Preparing your family for an earthquake
MANILA, Philippines – Is the Philippines ready for a big earthquake?
With the country surrounded by various active faults and trenches, earthquakes – whether weak or strong – are expected to occur. (READ: Strongest earthquakes in the Philippines)
In fact, a 2004 study conducted by Philippine Institute of Volcanology and Seismology (Phivolcs), the Metropolitan Manila Earthquake Impact Reduction Study (MMEIRS) found out that a magnitude 7.2 earthquake could destroy 40% of the buildings and could kill about 30,000 – 40,000 people in Metro Manila – the country’s business hub and where government agencies are located.
While schools and offices in different parts of the country conduct earthquake drills regularly, these are focused on what the public and the government should do during and after an earthquake. (WATCH: LIVE: #OplanPagyanig: National Earthquake Drill)
But what are the ways to prepare for it?
On Thursday, March 26, MovePH, Rappler’s civic engagement arm, held a #ZeroCasualty conversation on Facebook to discuss earthquake preparedness and safety with guests from Phivolcs and Red Cross.

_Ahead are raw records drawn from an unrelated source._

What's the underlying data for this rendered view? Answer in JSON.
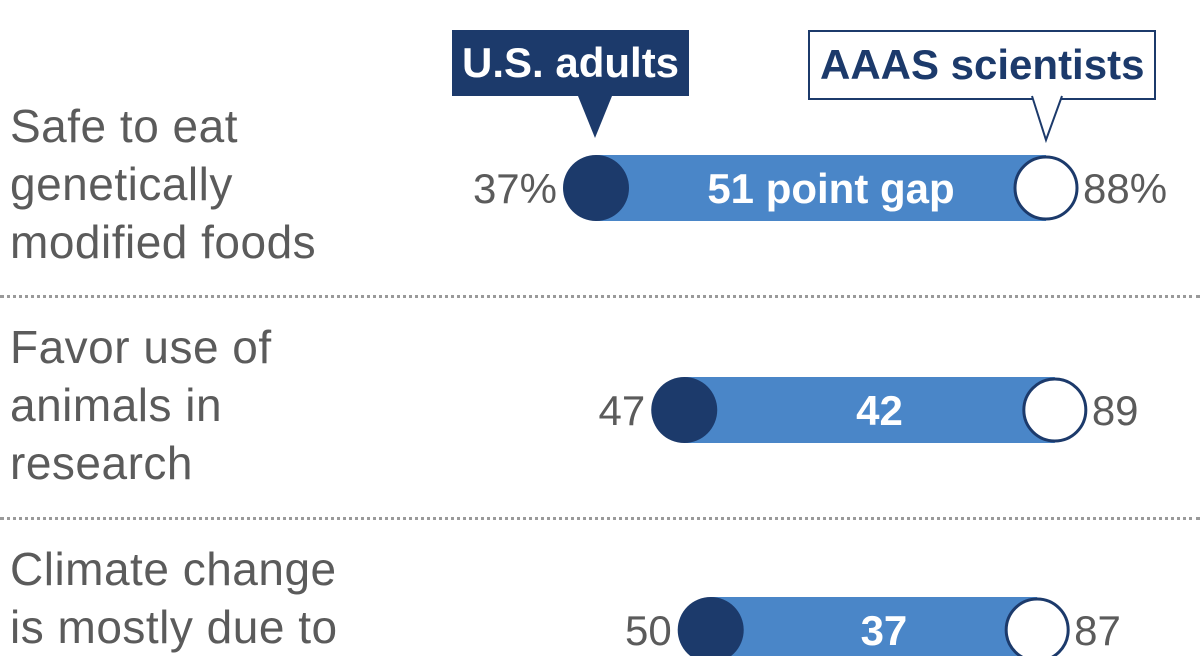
{
  "legend": {
    "us_adults": "U.S. adults",
    "aaas_scientists": "AAAS scientists"
  },
  "colors": {
    "bar": "#4a86c8",
    "us_dot": "#1c3a6b",
    "aaas_dot": "#ffffff",
    "label_text": "#5b5b5b",
    "gap_text": "#ffffff"
  },
  "chart_data": {
    "type": "dot-range",
    "series": [
      {
        "name": "U.S. adults"
      },
      {
        "name": "AAAS scientists"
      }
    ],
    "rows": [
      {
        "label": "Safe to eat\ngenetically\nmodified foods",
        "us_adults": 37,
        "aaas_scientists": 88,
        "gap": 51,
        "us_label": "37%",
        "aaas_label": "88%",
        "gap_label": "51 point gap"
      },
      {
        "label": "Favor use of\nanimals in\nresearch",
        "us_adults": 47,
        "aaas_scientists": 89,
        "gap": 42,
        "us_label": "47",
        "aaas_label": "89",
        "gap_label": "42"
      },
      {
        "label": "Climate change\nis mostly due to",
        "us_adults": 50,
        "aaas_scientists": 87,
        "gap": 37,
        "us_label": "50",
        "aaas_label": "87",
        "gap_label": "37"
      }
    ]
  }
}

In a country prone to geological hazards, Phivolcs stressed the importance of preparedness, which should start within the family.

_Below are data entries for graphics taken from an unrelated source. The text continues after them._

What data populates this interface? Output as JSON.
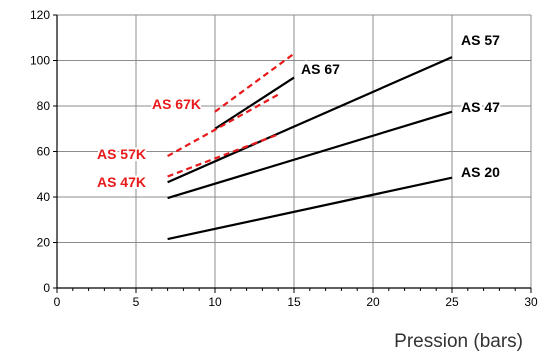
{
  "chart_data": {
    "type": "line",
    "title": "",
    "xlabel": "Pression (bars)",
    "ylabel": "",
    "xlim": [
      0,
      30
    ],
    "ylim": [
      0,
      120
    ],
    "x_ticks": [
      0,
      5,
      10,
      15,
      20,
      25,
      30
    ],
    "y_ticks": [
      0,
      20,
      40,
      60,
      80,
      100,
      120
    ],
    "grid": true,
    "series": [
      {
        "name": "AS 20",
        "color": "#000000",
        "style": "solid",
        "x": [
          7,
          25
        ],
        "y": [
          21.5,
          48.5
        ]
      },
      {
        "name": "AS 47",
        "color": "#000000",
        "style": "solid",
        "x": [
          7,
          25
        ],
        "y": [
          39.5,
          77.5
        ]
      },
      {
        "name": "AS 57",
        "color": "#000000",
        "style": "solid",
        "x": [
          7,
          25
        ],
        "y": [
          46.5,
          101.5
        ]
      },
      {
        "name": "AS 67",
        "color": "#000000",
        "style": "solid",
        "x": [
          10,
          15
        ],
        "y": [
          70,
          92.5
        ]
      },
      {
        "name": "AS 47K",
        "color": "#e8191a",
        "style": "dashed",
        "x": [
          7,
          14
        ],
        "y": [
          49,
          67.5
        ]
      },
      {
        "name": "AS 57K",
        "color": "#e8191a",
        "style": "dashed",
        "x": [
          7,
          14
        ],
        "y": [
          58,
          85
        ]
      },
      {
        "name": "AS 67K",
        "color": "#e8191a",
        "style": "dashed",
        "x": [
          10,
          15
        ],
        "y": [
          77.5,
          103
        ]
      }
    ]
  }
}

“Safety must start from homes. A family should discuss and have a plan as to what they should do in case of an earthquake,” the agency said.
Here are some ways on how families can be prepared for the “big one.”
- Know the earthquake hazards in the area
- Be conscious of the structural integrity of the house
- Set up furniture and appliances in a way that they will not topple when there is a strong ground shaking
- Prepare emergency bag/kit for each member of the family
Below is a Phivolcs infographic on what to do before, during and after an earthquake strikes
While earthquakes in general, cannot really be predicted, the risks it poses can be reduced by avoidance through proper planning, according to Phivolcs.